AS MINHAS CONVERSAS POR AÍ

terça-feira, 24 de outubro de 2017

DA ESCOLA-ALFAIATE

Ontem realizou-se na Fundação Gulbenkian a Conferência Internacional de Educação "2017 Inovação: Na Escola e pela Escola".
O Ministro da Educação realizou uma intervenção a que acedo através da imprensa e merece umas notas.
Uma primeira referência à “inovação” e à colagem recorrente da “inovação” às competências digitais, às novas tecnologias.
Como tenho escrito não simpatizo com a recorrente referência à “inovação” na educação e na escola. Confesso que já me cansa tanto “inovar”, tantas referências a "novas formas de ensinar".
 Mudar algo na forma como se faz não é o mesmo que inovar, fazer qualquer coisa de novo. Nestas matérias, talvez de forma simplista mas é intencional, penso como Almada Negreiros quando referia na "Invenção do Dia Claro”, "Nós não somos do século de inventar palavras. As palavras já foram inventadas. Nós somos do século de inventar outra vez as palavras que já foram inventadas”.
Dito de outra maneira, já conhecemos as palavras da educação, apenas temos que ir ajustando o que fazemos com elas.
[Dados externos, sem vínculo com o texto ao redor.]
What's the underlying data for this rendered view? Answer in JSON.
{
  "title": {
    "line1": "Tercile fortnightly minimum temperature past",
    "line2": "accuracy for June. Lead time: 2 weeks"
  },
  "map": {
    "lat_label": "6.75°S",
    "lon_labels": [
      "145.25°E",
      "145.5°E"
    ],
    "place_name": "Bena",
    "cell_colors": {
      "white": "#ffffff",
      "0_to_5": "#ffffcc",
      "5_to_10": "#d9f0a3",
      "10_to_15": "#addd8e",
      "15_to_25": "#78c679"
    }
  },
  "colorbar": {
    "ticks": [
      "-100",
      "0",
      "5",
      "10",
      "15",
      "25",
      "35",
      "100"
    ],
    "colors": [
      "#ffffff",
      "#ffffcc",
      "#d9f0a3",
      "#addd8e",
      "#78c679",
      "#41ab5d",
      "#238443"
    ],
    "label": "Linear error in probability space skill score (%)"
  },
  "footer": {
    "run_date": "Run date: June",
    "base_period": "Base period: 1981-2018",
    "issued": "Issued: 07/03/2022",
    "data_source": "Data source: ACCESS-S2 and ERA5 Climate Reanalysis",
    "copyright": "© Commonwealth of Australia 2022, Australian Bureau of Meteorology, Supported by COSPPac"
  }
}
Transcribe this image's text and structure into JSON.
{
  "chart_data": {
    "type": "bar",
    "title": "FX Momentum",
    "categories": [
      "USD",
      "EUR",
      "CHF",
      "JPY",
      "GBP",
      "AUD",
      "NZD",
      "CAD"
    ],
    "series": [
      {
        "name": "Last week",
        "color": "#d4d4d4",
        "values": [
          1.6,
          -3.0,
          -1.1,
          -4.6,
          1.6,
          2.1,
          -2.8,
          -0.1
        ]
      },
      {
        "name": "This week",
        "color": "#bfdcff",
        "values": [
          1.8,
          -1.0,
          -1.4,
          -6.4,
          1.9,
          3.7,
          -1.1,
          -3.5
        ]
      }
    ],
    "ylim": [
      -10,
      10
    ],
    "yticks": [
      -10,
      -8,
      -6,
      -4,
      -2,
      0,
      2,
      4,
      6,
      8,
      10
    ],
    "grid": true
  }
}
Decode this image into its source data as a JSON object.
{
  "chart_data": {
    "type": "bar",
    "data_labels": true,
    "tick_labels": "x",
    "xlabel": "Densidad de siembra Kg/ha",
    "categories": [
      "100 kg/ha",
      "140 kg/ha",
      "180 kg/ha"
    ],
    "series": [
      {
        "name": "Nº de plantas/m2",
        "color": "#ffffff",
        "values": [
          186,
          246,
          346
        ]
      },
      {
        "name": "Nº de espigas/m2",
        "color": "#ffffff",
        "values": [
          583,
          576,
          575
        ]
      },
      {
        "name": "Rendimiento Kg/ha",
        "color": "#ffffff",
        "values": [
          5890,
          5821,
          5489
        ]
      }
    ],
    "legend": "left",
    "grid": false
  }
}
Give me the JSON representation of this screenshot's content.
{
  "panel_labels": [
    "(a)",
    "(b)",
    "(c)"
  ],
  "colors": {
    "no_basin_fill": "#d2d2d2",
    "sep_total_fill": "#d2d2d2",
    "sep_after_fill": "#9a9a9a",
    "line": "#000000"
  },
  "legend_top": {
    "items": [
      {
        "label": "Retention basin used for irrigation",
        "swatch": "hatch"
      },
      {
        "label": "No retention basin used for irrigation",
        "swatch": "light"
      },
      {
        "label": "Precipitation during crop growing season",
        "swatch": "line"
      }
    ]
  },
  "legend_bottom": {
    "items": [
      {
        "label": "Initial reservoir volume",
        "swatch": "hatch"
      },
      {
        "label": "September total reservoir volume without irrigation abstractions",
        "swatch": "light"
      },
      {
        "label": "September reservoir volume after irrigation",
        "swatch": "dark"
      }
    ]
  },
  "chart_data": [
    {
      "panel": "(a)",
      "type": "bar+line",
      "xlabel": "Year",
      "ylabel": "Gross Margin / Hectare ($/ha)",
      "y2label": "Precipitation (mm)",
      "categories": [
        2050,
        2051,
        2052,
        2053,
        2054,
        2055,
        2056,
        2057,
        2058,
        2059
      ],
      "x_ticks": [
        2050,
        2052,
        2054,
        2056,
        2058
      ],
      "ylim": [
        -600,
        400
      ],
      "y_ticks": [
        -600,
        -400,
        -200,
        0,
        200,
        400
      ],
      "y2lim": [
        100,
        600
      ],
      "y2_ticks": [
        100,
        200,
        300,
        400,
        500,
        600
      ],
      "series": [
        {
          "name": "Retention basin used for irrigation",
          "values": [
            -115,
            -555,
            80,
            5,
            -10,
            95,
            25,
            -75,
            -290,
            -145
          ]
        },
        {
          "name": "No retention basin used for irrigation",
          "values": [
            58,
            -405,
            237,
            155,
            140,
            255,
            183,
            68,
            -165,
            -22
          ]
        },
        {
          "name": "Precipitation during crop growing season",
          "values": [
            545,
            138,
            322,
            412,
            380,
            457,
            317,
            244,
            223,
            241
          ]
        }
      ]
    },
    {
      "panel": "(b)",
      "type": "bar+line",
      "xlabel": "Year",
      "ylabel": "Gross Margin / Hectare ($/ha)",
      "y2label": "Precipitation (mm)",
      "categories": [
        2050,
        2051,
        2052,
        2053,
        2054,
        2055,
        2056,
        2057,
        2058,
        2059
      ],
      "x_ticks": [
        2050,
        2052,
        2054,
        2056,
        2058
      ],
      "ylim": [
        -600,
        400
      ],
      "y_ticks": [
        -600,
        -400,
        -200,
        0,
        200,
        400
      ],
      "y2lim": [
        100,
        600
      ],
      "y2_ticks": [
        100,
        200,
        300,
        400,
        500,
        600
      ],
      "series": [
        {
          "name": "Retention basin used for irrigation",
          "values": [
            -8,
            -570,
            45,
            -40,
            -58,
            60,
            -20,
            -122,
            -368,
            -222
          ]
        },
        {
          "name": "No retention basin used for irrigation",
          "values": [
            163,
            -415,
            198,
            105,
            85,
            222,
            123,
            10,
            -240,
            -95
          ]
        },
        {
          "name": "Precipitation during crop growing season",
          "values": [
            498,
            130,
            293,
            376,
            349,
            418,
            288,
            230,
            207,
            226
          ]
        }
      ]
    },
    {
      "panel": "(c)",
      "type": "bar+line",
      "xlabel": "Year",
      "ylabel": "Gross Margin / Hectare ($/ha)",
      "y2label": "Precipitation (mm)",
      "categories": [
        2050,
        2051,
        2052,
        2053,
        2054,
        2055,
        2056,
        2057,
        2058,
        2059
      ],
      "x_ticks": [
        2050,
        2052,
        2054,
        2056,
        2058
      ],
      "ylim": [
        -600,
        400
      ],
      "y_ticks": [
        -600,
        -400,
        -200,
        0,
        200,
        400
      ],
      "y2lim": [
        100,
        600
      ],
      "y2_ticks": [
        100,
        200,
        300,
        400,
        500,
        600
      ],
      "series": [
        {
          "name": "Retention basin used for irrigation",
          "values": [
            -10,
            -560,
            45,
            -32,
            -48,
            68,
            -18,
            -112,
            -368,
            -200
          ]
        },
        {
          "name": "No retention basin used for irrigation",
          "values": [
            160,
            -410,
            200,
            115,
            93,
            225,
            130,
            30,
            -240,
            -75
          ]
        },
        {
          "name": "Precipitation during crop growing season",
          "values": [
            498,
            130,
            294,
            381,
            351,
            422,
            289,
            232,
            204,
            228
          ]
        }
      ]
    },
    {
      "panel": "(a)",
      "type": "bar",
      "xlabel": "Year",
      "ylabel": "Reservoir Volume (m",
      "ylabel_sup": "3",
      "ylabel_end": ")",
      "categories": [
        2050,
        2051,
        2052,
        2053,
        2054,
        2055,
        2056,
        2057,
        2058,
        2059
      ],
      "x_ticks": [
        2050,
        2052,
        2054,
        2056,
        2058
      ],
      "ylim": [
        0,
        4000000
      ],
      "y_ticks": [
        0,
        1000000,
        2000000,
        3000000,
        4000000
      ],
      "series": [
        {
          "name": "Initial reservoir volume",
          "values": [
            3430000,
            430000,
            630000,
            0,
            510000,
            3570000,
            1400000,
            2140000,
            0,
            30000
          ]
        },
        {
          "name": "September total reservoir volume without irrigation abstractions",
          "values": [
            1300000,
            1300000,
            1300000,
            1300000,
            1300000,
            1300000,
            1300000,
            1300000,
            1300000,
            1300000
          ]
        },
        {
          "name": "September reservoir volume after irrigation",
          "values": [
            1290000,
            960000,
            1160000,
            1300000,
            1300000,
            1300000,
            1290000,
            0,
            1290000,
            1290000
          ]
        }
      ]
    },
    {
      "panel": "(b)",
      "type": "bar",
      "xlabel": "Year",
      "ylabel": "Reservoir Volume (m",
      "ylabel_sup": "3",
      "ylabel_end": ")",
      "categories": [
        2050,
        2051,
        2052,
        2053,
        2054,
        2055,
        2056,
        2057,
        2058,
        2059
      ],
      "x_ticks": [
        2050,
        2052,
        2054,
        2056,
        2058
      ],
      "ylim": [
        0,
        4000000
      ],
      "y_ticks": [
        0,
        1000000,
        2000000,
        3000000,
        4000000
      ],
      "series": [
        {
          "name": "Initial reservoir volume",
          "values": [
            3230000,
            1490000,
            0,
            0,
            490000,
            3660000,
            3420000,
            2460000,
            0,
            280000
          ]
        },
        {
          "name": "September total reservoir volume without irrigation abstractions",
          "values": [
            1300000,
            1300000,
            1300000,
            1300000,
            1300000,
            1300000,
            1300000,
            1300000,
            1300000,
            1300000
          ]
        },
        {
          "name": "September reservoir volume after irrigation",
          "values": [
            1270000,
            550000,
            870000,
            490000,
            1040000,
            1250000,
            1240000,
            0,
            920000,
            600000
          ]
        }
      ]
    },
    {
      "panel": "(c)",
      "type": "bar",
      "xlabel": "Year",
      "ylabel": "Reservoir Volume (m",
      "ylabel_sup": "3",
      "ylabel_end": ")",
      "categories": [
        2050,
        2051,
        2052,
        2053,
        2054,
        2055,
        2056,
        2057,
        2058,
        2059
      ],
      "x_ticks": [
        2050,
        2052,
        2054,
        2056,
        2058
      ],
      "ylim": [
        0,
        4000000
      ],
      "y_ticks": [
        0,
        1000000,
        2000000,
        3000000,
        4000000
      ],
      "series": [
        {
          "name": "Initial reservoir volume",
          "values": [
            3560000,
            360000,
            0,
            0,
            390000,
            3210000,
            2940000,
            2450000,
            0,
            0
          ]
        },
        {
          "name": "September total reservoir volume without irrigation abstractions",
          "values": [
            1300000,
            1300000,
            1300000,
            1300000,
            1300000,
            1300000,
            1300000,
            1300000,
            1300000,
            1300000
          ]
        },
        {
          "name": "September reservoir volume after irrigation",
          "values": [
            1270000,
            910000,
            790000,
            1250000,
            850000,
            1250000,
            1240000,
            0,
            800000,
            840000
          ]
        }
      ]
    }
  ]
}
Peço desculpa, só para dar dois exemplos comuns, não creio que utilizar um tablet na sala de aula seja inovar, é fazer o que de há muito sabe, o trabalho em sala de aula deve reflectir o estado da arte das comunidades em matéria de desenvolvimento científico, ou seja, o tablet é “novo” mas a prática nem tanto. Também não creio que um trabalho que articule conteúdos curriculares de diferentes disciplinas seja “inovador” embora se possa dizer que não é tão frequente como se desejaria ou que as múltiplas variáveis que envolvem os processos de ensino e aprendizagem não facilitam.
Segunda nota, o Ministro sublinhou a importância incontornável do professor, “Todos os dispositivos sofisticados e wifi do mundo não vão fazer diferença se não tivermos grandes professores nas salas de aula”. Estamos de acordo mas para assim seja não basta a retórica, os professores, as escolas precisam de condições, politicas e recursos que potenciem o trabalho do professor, que o desburocratizem, valorizem e estabilizem, só para referir alguns aspectos.
A terceira referência para a necessidade de uma Escola-Alfaiate “"Chega agora o momento de encontrarmos a resposta que melhor nos convenha para, de uma forma longa no tempo, assegurarmos a Escola-Alfaiate que o mundo contemporâneo já há algum tempo nos vem exigido. Uma Escola à medida de todos, de cada um, da nossa rua, como do nosso mundo".
Muito bem Senhor Ministro, uma escola à medida de cada aluno. Será mesmo isso que quis dizer?
Uma pequena dúvida, como se constrói uma escola à medida de cada aluno? Pode experimentar começando por um dos mega-agrupamentos com mais de 3000 alunos.
Peço desculpa Senhor Ministro mas o caminho não passa por uma “escola à medida de cada um” passa por uma escola onde caibam todos e onde todos encontrem resposta para a sua diversidade. Não é a mesma coisa, certo?
E uma escola onde caibam todos não passa apenas pela afirmação do desejo de que assim seja. Vejamos.
É evidentemente um processo complexo mas passa por identificar e prevenir dificuldades de forma precoce.
Passa pela definição de currículos adequados, com a estruturação de dispositivos de apoio eficazes, competentes e suficientes a alunos e professores.
Passa pela definição de políticas educativas que sustentem um quadro normativo simples e coerente e modelos adequados e reais de autonomia, organização e funcionamento das escolas, com a definição de objectivos de curto e médio prazo.
Passa pela valorização do trabalho dos professores.
Passa pela promoção de práticas com melhores níveis de diferenciação e expectativas positivas face ao trabalho e face aos alunos.
Passa por mais trabalho e dispositivos de apoio a intervenção de natureza colaborativa ou tutorial, quer para professores quer para alunos.
Passa racionalizar a rede, em termos de escola ou turma, depois do movimento da excessiva concentração de alunos, etc.
Passa por dispositivos de regulação que apoiem professores, direcções e escolas no desenvolvimento dos projectos educativos das suas comunidades.
Passa por …
Isto não produzirá certamente uma “Escola-Alfaiate”, essa escola já existe de certa forma tantos são os cortes, remendos e costuras que tem sofrido embora reconheça, é justo dizê-lo, que algumas mudanças tem vindo a acontecer num sentido mais positivo.
Talvez contribua para o desenvolvimento de instituições educativas que através da acção diária dos professores possam fazer a diferença e acomodar a diversidade nos alunos, todos os alunos.